Lost Horizon fue, como casi todas las inspiradas en novelas de James (Goodbye, Mr. Chips, etc.), un éxito notable. Su actual reputación, más bien pésima, tiene su origen en el reciente remake y en lo pasadas de moda que están las utopías (aunque muchos peregrinen al Tíbet o sus cercanías y busquen el consejo de algún gurú). Aparentemente, se trataría de una nueva confrontación entre Oriente y Occidente, más favorable al primero; sin embargo, el Gran Lama (Sam Jaffe, tan alucinado como siempre) resulta ser el padre Perrault, y la sabiduría y la paz que reinan en el valle inalcanzable de Shangri-La son de inspiración cristiana.

En contra de lo que por ahí se puede leer, no está nada claro que Capra se pronuncie a favor del Paraíso Artificial, más bien aburrido, al que se empeña en regresar Ronald Colman. Hay en Capra —siempre— una atracción por lo excéntrico, la anarquía y el buen humor que le impide aceptar sin reservas el rígido orden y la absoluta ausencia de conflictos que imperan en Shangri-La; su ideal de convivencia estaría representado, en todo caso, si no por la estrafalaria y libertaria familia (en sentido amplísimo, pues incluye amigos) que encabeza Martin Vanderhoff (Lionel Barrymore) en Vive como quieras, sí al menos por la de George Bailey (James Stewart) en ¡Qué bello es vivir!. Horizontes perdidos pertenece, pues, al sub-género capriano del «sour fairy tale», y no es en modo alguno una apología del aislacionismo; está bien la independencia, pero no tanto, y siempre que haya libertad para que sus miembros vivan como quieran, y no como en un convento. Sólo aquellos personajes que, como Thomas Mitchell o el inefable Edward Horton, llevan habitualmente una vida rutinaria o persecutoria, pueden encontrar en Shangri-La un lugar donde dar rienda suelta a sus aficiones secretas, más o menos ignoradas o reprimidas. Lost Horizon demuestra, a quien quiera fijarse en sus actores, que el ideal de Capra estaría más cerca de la comuna hippy que de un monasterio de cualquier religión.

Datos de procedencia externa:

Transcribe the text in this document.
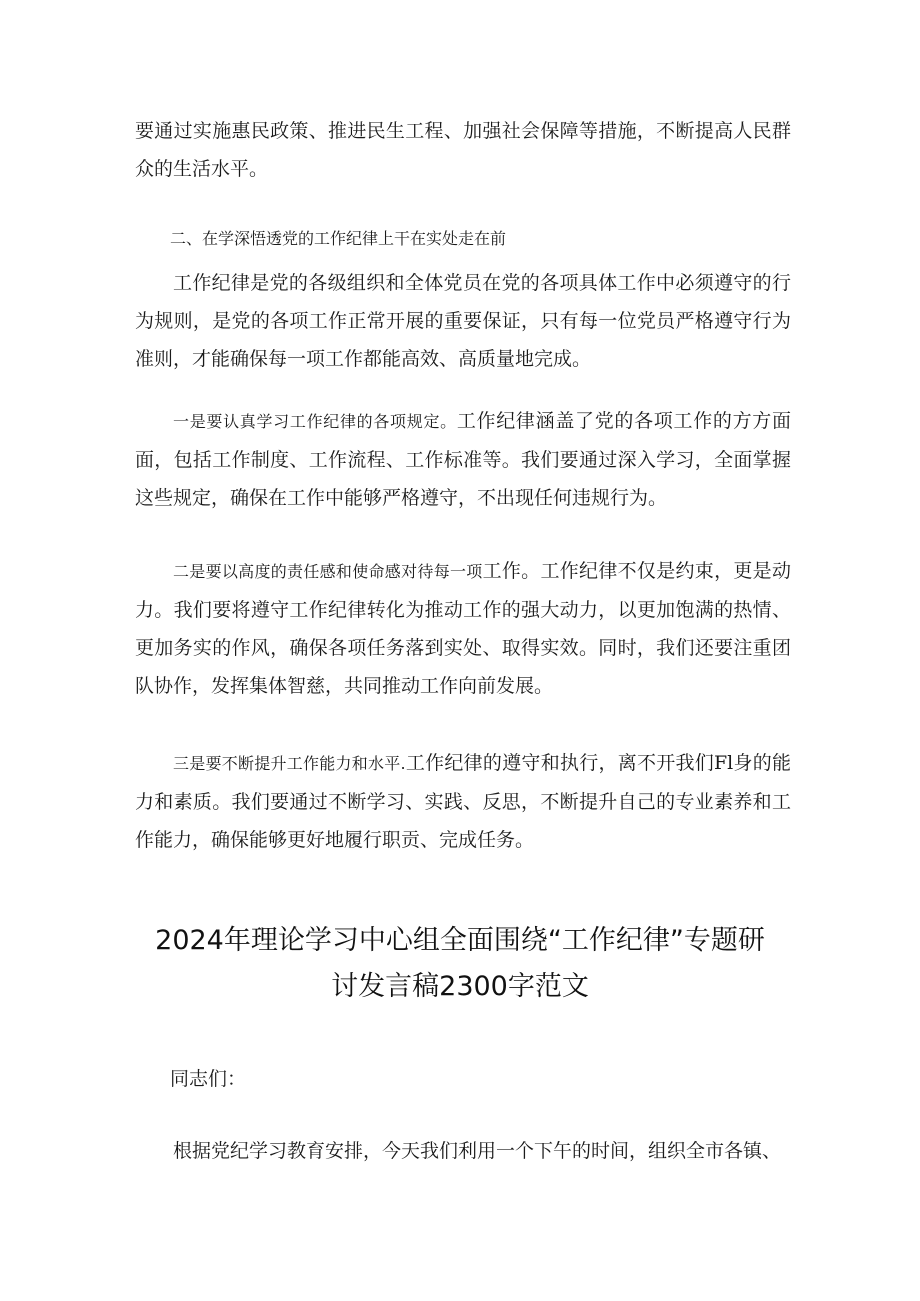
要通过实施惠民政策、推进民生工程、加强社会保障等措施，不断提高人民群众的生活水平。

二、在学深悟透党的工作纪律上干在实处走在前

工作纪律是党的各级组织和全体党员在党的各项具体工作中必须遵守的行为规则，是党的各项工作正常开展的重要保证，只有每一位党员严格遵守行为准则，才能确保每一项工作都能高效、高质量地完成。

一是要认真学习工作纪律的各项规定。工作纪律涵盖了党的各项工作的方方面面，包括工作制度、工作流程、工作标准等。我们要通过深入学习，全面掌握这些规定，确保在工作中能够严格遵守，不出现任何违规行为。

二是要以高度的责任感和使命感对待每一项工作。工作纪律不仅是约束，更是动力。我们要将遵守工作纪律转化为推动工作的强大动力，以更加饱满的热情、更加务实的作风，确保各项任务落到实处、取得实效。同时，我们还要注重团队协作，发挥集体智慈，共同推动工作向前发展。

三是要不断提升工作能力和水平.工作纪律的遵守和执行，离不开我们Fl身的能力和素质。我们要通过不断学习、实践、反思，不断提升自己的专业素养和工作能力，确保能够更好地履行职贡、完成任务。

2024年理论学习中心组全面围绕“工作纪律”专题研
讨发言稿2300字范文

同志们：

根据党纪学习教育安排，今天我们利用一个下午的时间，组织全市各镇、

Arsenic and Old Lace pertenece a un tipo de comedia, la screwball comedy, que Capra contribuyó a inventar —con Sucedió una noche— y al que, hasta en sus películas de aire más «trascendental» —véase el E. E. Horton de Lost Horizon, sin ir más lejos—, se mantuvo fiel: casi todos sus protagonistas están algo locos, les falta un tornillo o no acatan las normas de comportamiento dominantes en la sociedad en que viven. Aquí todos los personajes están bastante chiflados, la mayoría en grado sumo; podría decirse que la familia de Cary Grant es una versión exagerada de la extravagante pandilla de Vive como quieras, una extrapolación peligrosa y siniestra, decididamente demencial, de los felices e hilarantes amigos y parientes de Mr. Vanderhoff. Adaptando con escrupulosa y apresurada fidelidad una comedia teatral de Joseph Kesserling, Capra indica que hasta la chifladura tiene un límite: que alguien se crea Teddy Roosevelt puede ser molesto, pero resulta inofensivo; que dos viejecitas se dediquen a envenenar a vagabundos sin familia para librarles de la miserable vida que llevan y enviarles, se supone, al cielo por la vía rápida, resulta excesivo, por buenas que puedan ser sus intenciones; y cuando encima son malas, como en el caso de Raymond Massey y su amigo Peter Lorre, la situación se torna hilarantemente peligrosa.

Tal vez no sean las tres películas someramente comentadas las más características de Capra, aunque la que, a primera vista, parece más impersonal —Arsenic and Old Lace— se revele como un remake en clave de humor negro de Vive como quieras; aunque Lost Horizon constituya un esclarecedor complemento de varias de las más típicas; aunque The Bitter Tea of General Yen sea una de las mejores que ha hecho y una de las más grandes películas americanas del incierto período que siguió la implantación del sonoro.